07/01/2007
A propos d'un dessin de Michael Rampa
Michael Rampa, «Bye Kitty», crayon sur papier, 2006.
Kitty repose, Kitty git, Kitty est couchée sur le dos, Kitty ramène sur elle un falbala qui s'éfiloche. Elle a toujours les yeux ouverts, dans le vague, son petit nœud rose sur la tête, son petit air mignon, kawaii, Hello Kitty, Bye Kitty!
Kitty est dessinée avec soin, avec tendresse. On ne peut pas ne pas aimer Kitty. On s'inquiète: est-elle malade? triste? angoissée? Kitty! nous avons encore besoin de toi, reste avec nous. Ne dis rien. Reste.
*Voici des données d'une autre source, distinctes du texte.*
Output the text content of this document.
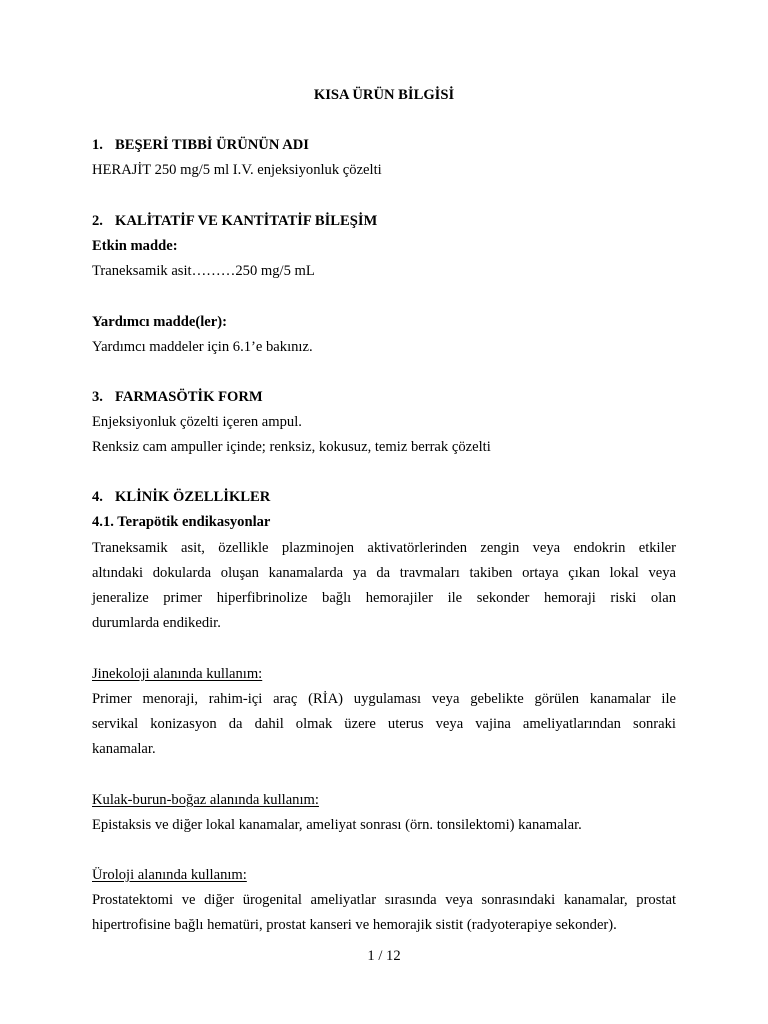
KISA ÜRÜN BİLGİSİ
1. BEŞERİ TIBBİ ÜRÜNÜN ADI
HERAJİT 250 mg/5 ml I.V. enjeksiyonluk çözelti
2. KALİTATİF VE KANTİTATİF BİLEŞİM
Etkin madde:
Traneksamik asit………250 mg/5 mL
Yardımcı madde(ler):
Yardımcı maddeler için 6.1’e bakınız.
3. FARMASÖTİK FORM
Enjeksiyonluk çözelti içeren ampul.
Renksiz cam ampuller içinde; renksiz, kokusuz, temiz berrak çözelti
4. KLİNİK ÖZELLİKLER
4.1. Terapötik endikasyonlar
Traneksamik asit, özellikle plazminojen aktivatörlerinden zengin veya endokrin etkiler
altındaki dokularda oluşan kanamalarda ya da travmaları takiben ortaya çıkan lokal veya
jeneralize primer hiperfibrinolize bağlı hemorajiler ile sekonder hemoraji riski olan
durumlarda endikedir.
Jinekoloji alanında kullanım:
Primer menoraji, rahim-içi araç (RİA) uygulaması veya gebelikte görülen kanamalar ile
servikal konizasyon da dahil olmak üzere uterus veya vajina ameliyatlarından sonraki
kanamalar.
Kulak-burun-boğaz alanında kullanım:
Epistaksis ve diğer lokal kanamalar, ameliyat sonrası (örn. tonsilektomi) kanamalar.
Üroloji alanında kullanım:
Prostatektomi ve diğer ürogenital ameliyatlar sırasında veya sonrasındaki kanamalar, prostat
hipertrofisine bağlı hematüri, prostat kanseri ve hemorajik sistit (radyoterapiye sekonder).
1 / 12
Qui a dit que les artistes étaient «les derniers héritiers du questionnement citadin sur le Puissant, l'Efficace, le Vrai, le Bien»? Pourquoi ne seraient-ils pas plutôt les poètes du faible, du mignon, du féérique, de l'innocence?
Pas de trace d'ironie dans le dessin de Michael Rampa. Il est avec Kitty de toute son âme. Pas de morale, comme chez Eugenio Merino, qui arrache le nez de Pinocchio en titrant: «la vérité blesse». Pas de détournement, comme chez Takashi Murakami, qui utilise l'imagerie kawaii pour y projeter ses fantasmes d'ogre pictophage. Juste Kitty, désemparée, muette, perdue, toute étonnée de susciter de l'inquiétude, elle qui a tant l'habitude de rassurer.
Que sont ces figures couchées sur le dos? gisantes? Holbein et le Christ au tombeau, Rembrandt et la leçon d'anatomie du professeur Tulp, Manet et le torero mort? L'éveil et le savoir. L'adieu aux cavernes. Bye.
Be I Kitty?
En 1864, lorsqu'il peint le torero mort, Manet n'a jamais vu de corrida, il n'a jamais été en Espagne. Il ne connait ça que par les peintures et par les spectacles espagnolesques qu'on voit à Paris. Son torero est d'opérette, comme Pinocchio est en bois et Kitty en plastique. L'Espagne est un rêve que Manet dissèque avec le scalpel du professeur Tulp. Un rêve héroïque et grandiose.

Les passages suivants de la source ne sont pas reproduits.